Crooked Principles

Book Two of the Warren Files

Clarion Rating: 5 out of 5

Cady’s stylized prose penetrates the darkest crevices of the imagination.

Kevin Cady’s blood-drenched thriller Crooked Principles: Book Two of the Warren Files sends FBI agents Elijah Warren and Aurelia Blanc on a chilling investigation to a remote Alaskan town ravaged by glacial storms and murder. While diverse characters confront internal struggles and fight to hold onto the ones they love, the killing escalates.

When David Levesque steps in as sheriff of the sequestered town of Grizzly, Alaska, he hopes for a simple, quiet life.
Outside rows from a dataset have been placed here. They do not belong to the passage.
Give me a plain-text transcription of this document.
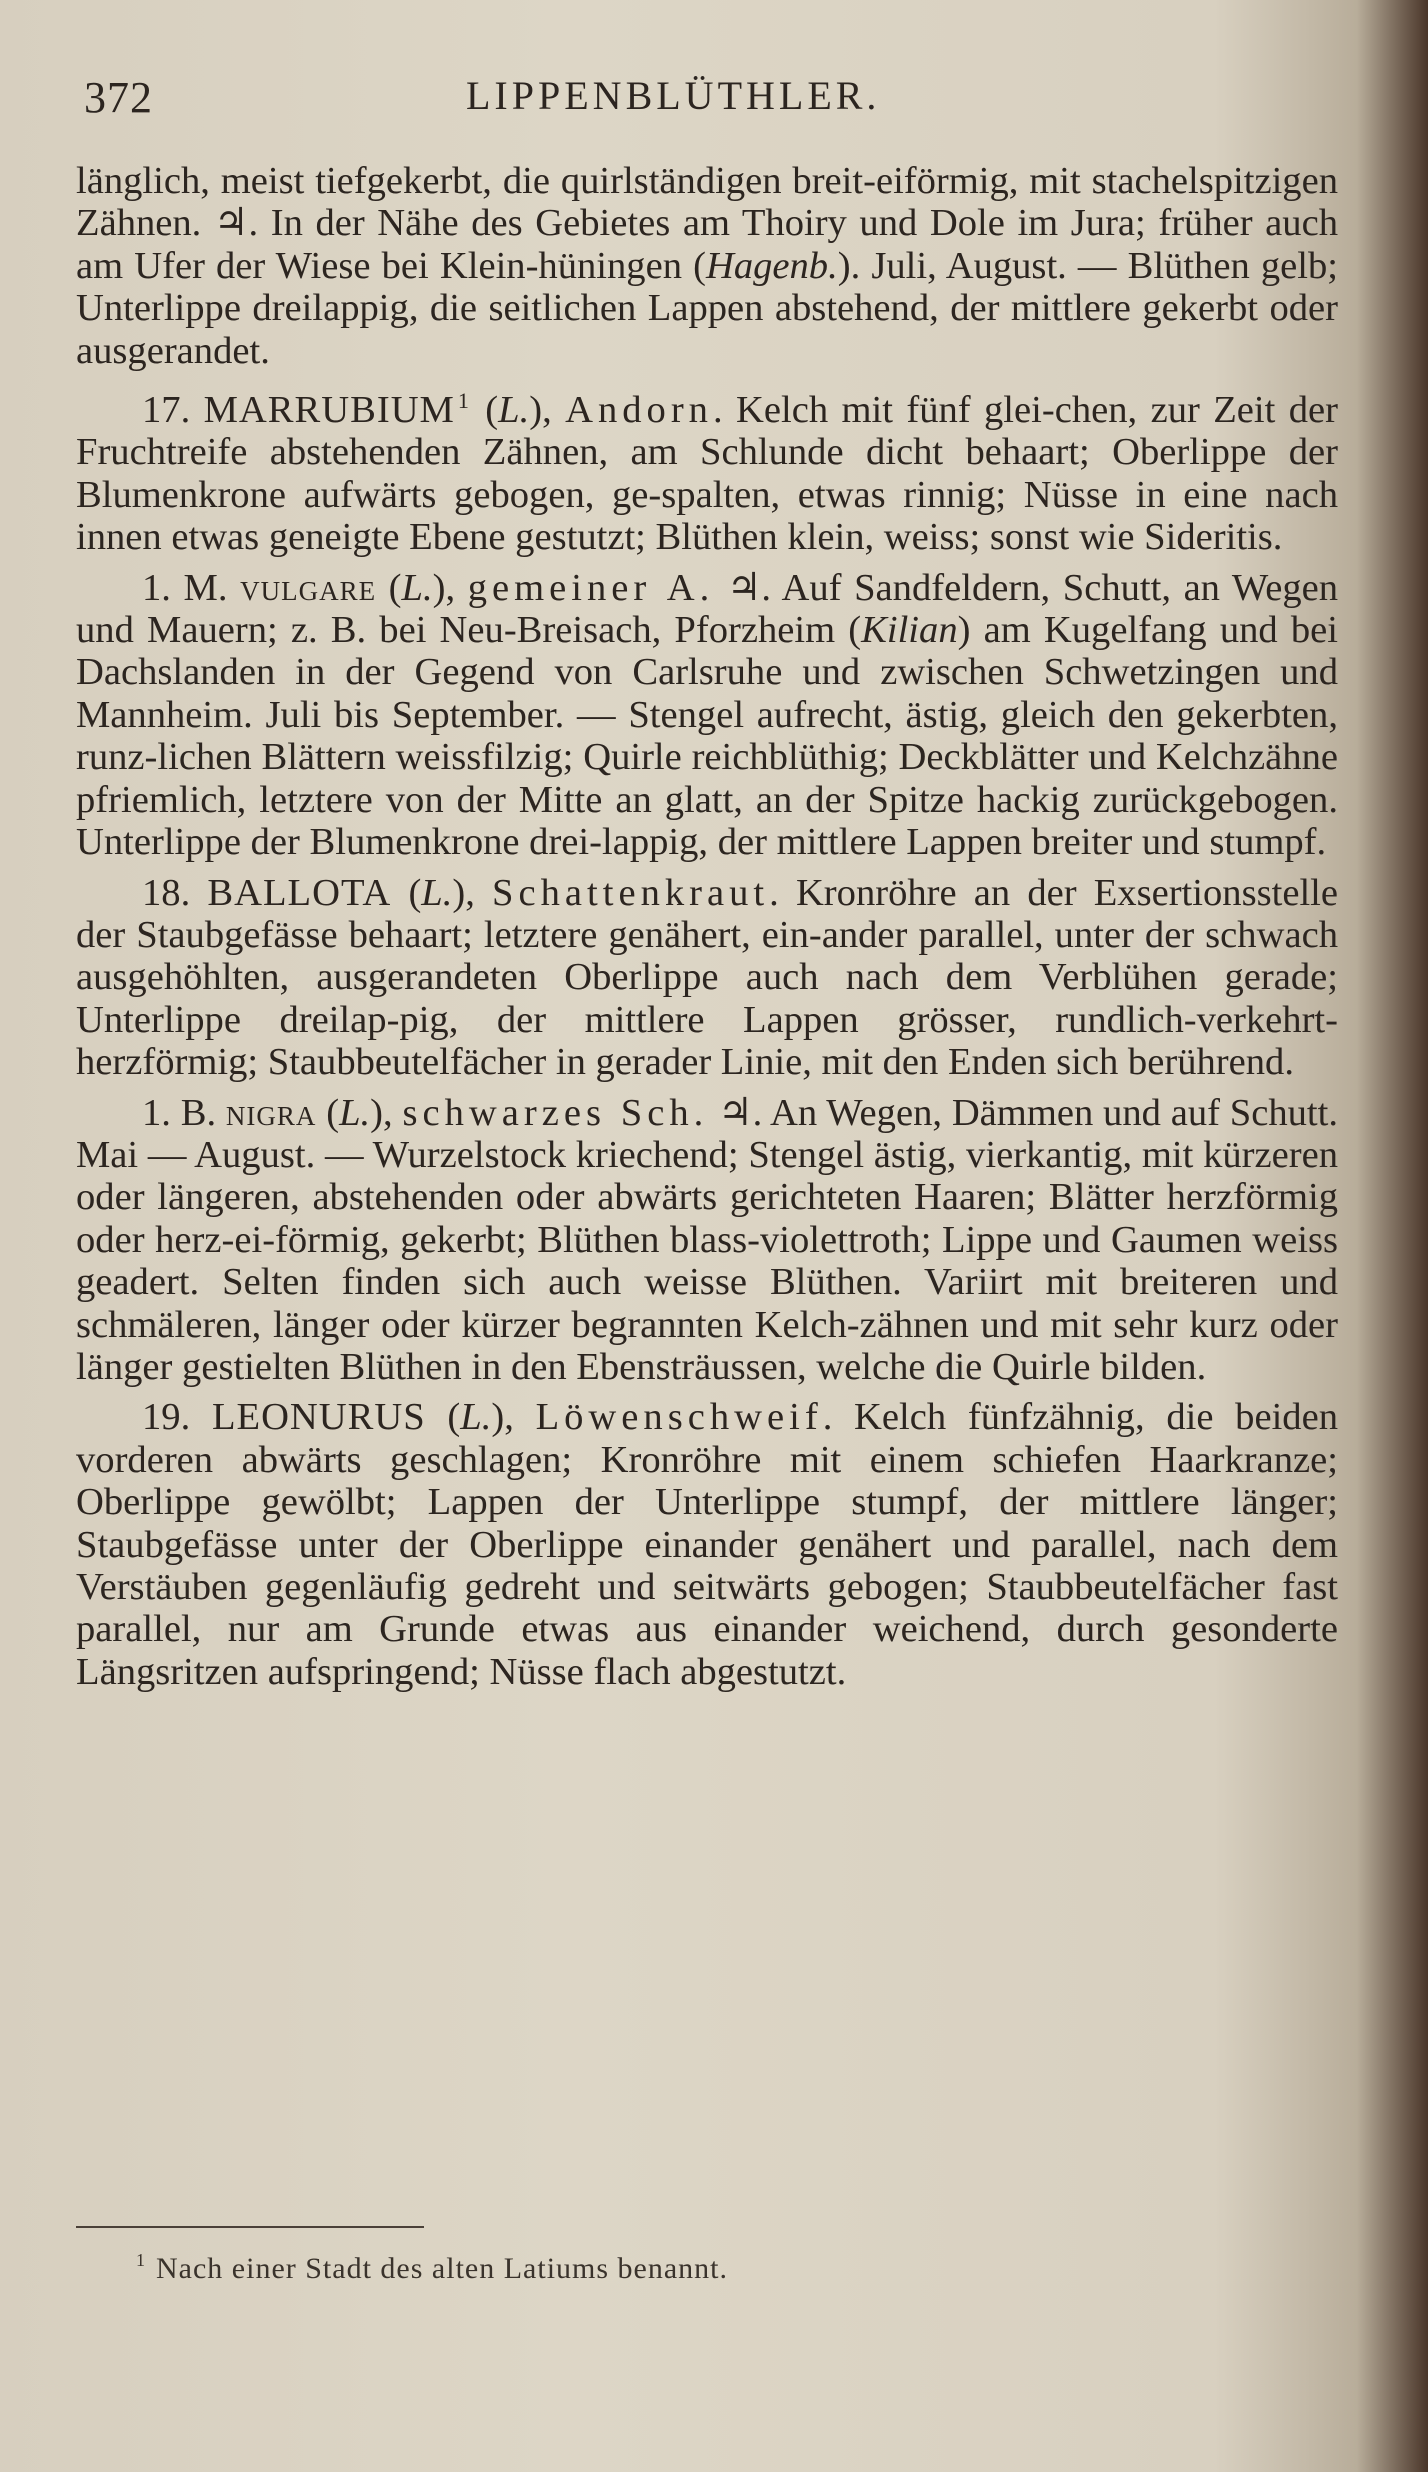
372	LIPPENBLÜTHLER.

länglich, meist tiefgekerbt, die quirlständigen breit-eiförmig, mit stachelspitzigen Zähnen. ♃. In der Nähe des Gebietes am Thoiry und Dole im Jura; früher auch am Ufer der Wiese bei Klein-hüningen (Hagenb.). Juli, August. — Blüthen gelb; Unterlippe dreilappig, die seitlichen Lappen abstehend, der mittlere gekerbt oder ausgerandet.

17. MARRUBIUM $^1$ (L.), Andorn. Kelch mit fünf glei-chen, zur Zeit der Fruchtreife abstehenden Zähnen, am Schlunde dicht behaart; Oberlippe der Blumenkrone aufwärts gebogen, ge-spalten, etwas rinnig; Nüsse in eine nach innen etwas geneigte Ebene gestutzt; Blüthen klein, weiss; sonst wie Sideritis.

1. M. vulgare (L.), gemeiner A. ♃. Auf Sandfeldern, Schutt, an Wegen und Mauern; z. B. bei Neu-Breisach, Pforzheim (Kilian) am Kugelfang und bei Dachslanden in der Gegend von Carlsruhe und zwischen Schwetzingen und Mannheim. Juli bis September. — Stengel aufrecht, ästig, gleich den gekerbten, runz-lichen Blättern weissfilzig; Quirle reichblüthig; Deckblätter und Kelchzähne pfriemlich, letztere von der Mitte an glatt, an der Spitze hackig zurückgebogen. Unterlippe der Blumenkrone drei-lappig, der mittlere Lappen breiter und stumpf.

18. BALLOTA (L.), Schattenkraut. Kronröhre an der Exsertionsstelle der Staubgefässe behaart; letztere genähert, ein-ander parallel, unter der schwach ausgehöhlten, ausgerandeten Oberlippe auch nach dem Verblühen gerade; Unterlippe dreilap-pig, der mittlere Lappen grösser, rundlich-verkehrt-herzförmig; Staubbeutelfächer in gerader Linie, mit den Enden sich berührend.

1. B. nigra (L.), schwarzes Sch. ♃. An Wegen, Dämmen und auf Schutt. Mai — August. — Wurzelstock kriechend; Stengel ästig, vierkantig, mit kürzeren oder längeren, abstehenden oder abwärts gerichteten Haaren; Blätter herzförmig oder herz-ei-förmig, gekerbt; Blüthen blass-violettroth; Lippe und Gaumen weiss geadert. Selten finden sich auch weisse Blüthen. Variirt mit breiteren und schmäleren, länger oder kürzer begrannten Kelch-zähnen und mit sehr kurz oder länger gestielten Blüthen in den Ebensträussen, welche die Quirle bilden.

19. LEONURUS (L.), Löwenschweif. Kelch fünfzähnig, die beiden vorderen abwärts geschlagen; Kronröhre mit einem schiefen Haarkranze; Oberlippe gewölbt; Lappen der Unterlippe stumpf, der mittlere länger; Staubgefässe unter der Oberlippe einander genähert und parallel, nach dem Verstäuben gegenläufig gedreht und seitwärts gebogen; Staubbeutelfächer fast parallel, nur am Grunde etwas aus einander weichend, durch gesonderte Längsritzen aufspringend; Nüsse flach abgestutzt.

$^1$ Nach einer Stadt des alten Latiums benannt.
Instead, the next twelve years horrify and confound him. Each year, like clockwork, a single resident is vilely executed, then put on display—a museum exhibit of mutilated flesh.

The FBI’s top detectives, the striking couple Elijah and Aurelia, go undercover to help Sheriff Levesque solve Grizzly’s secret, but upon their arrival they realize everything about the place feels inexplicably wrong. As the weather worsens, snow and ice block the only passage out. Now they are trapped as the killing pattern spirals, setting into motion a gruesome chain of events that rattles the small town’s inhabitants and outsiders to the core.

The book’s use of metaphor is stimulating and abundant. The residents of Grizzly seem strange and detached as they go through the motions of a ghostlike existence, “lumbering back … like an undead” horde from the mine that employs the majority of their minuscule population.

Several characters are given inhuman characteristics. Nightmarish descriptions border on grotesque fantasy. A man’s eyes are black putrid holes oozing pus. A toad-like woman ribbits and croaks from behind a desk. The imitation of sounds instills life in the narrative, and sometimes adds humor.

Poignant flashbacks provide insight into different characters’ pasts, distilling moments into powerful, evocative scenes. Levesque recalls the pinnacle of the LA gang violence he combated for most of his career in a lengthy, resonant passage. Elijah and Aurelia reach a heightened level of intimacy when she discloses a heartrending story involving fragments of her childhood.

The menacing backdrop thrashes and growls throughout the novel. Multiple aspects of the environment are tangibly rendered, like the raw, dripping walls of the mine. The layered milieu includes a haunting soundtrack of music and nature, such as an Eddie Vedder song with solemn lyrics that is playing on the jukebox, or birds chirping as Levesque heads down a walkway toward the front door of a house—when he reaches it, “the birds’ songs shut off like the player broke.”

The unpredictable plot is flawlessly executed, setting the stage for dicey endeavors and terrifying findings. The pace quickens as urgency peaks, making it impossible to put down.

Crooked Principles is a sinister masterpiece that conjures visceral emotions and stomach-churning images. Cady’s stylized prose penetrates the darkest crevices of the imagination, creating an arctic place from which there is no escape.

Reviewed by Brittney Decker

Disclosure: This article is not an endorsement, but a review. The publisher of this book provided free copies of the book and paid a small fee to have their book reviewed by a professional reviewer. Foreword Reviews and Clarion Reviews make no guarantee that the publisher will receive a positive review. Foreword Magazine, Inc. is disclosing this in accordance with the Federal Trade Commission’s 16 CFR, Part 255.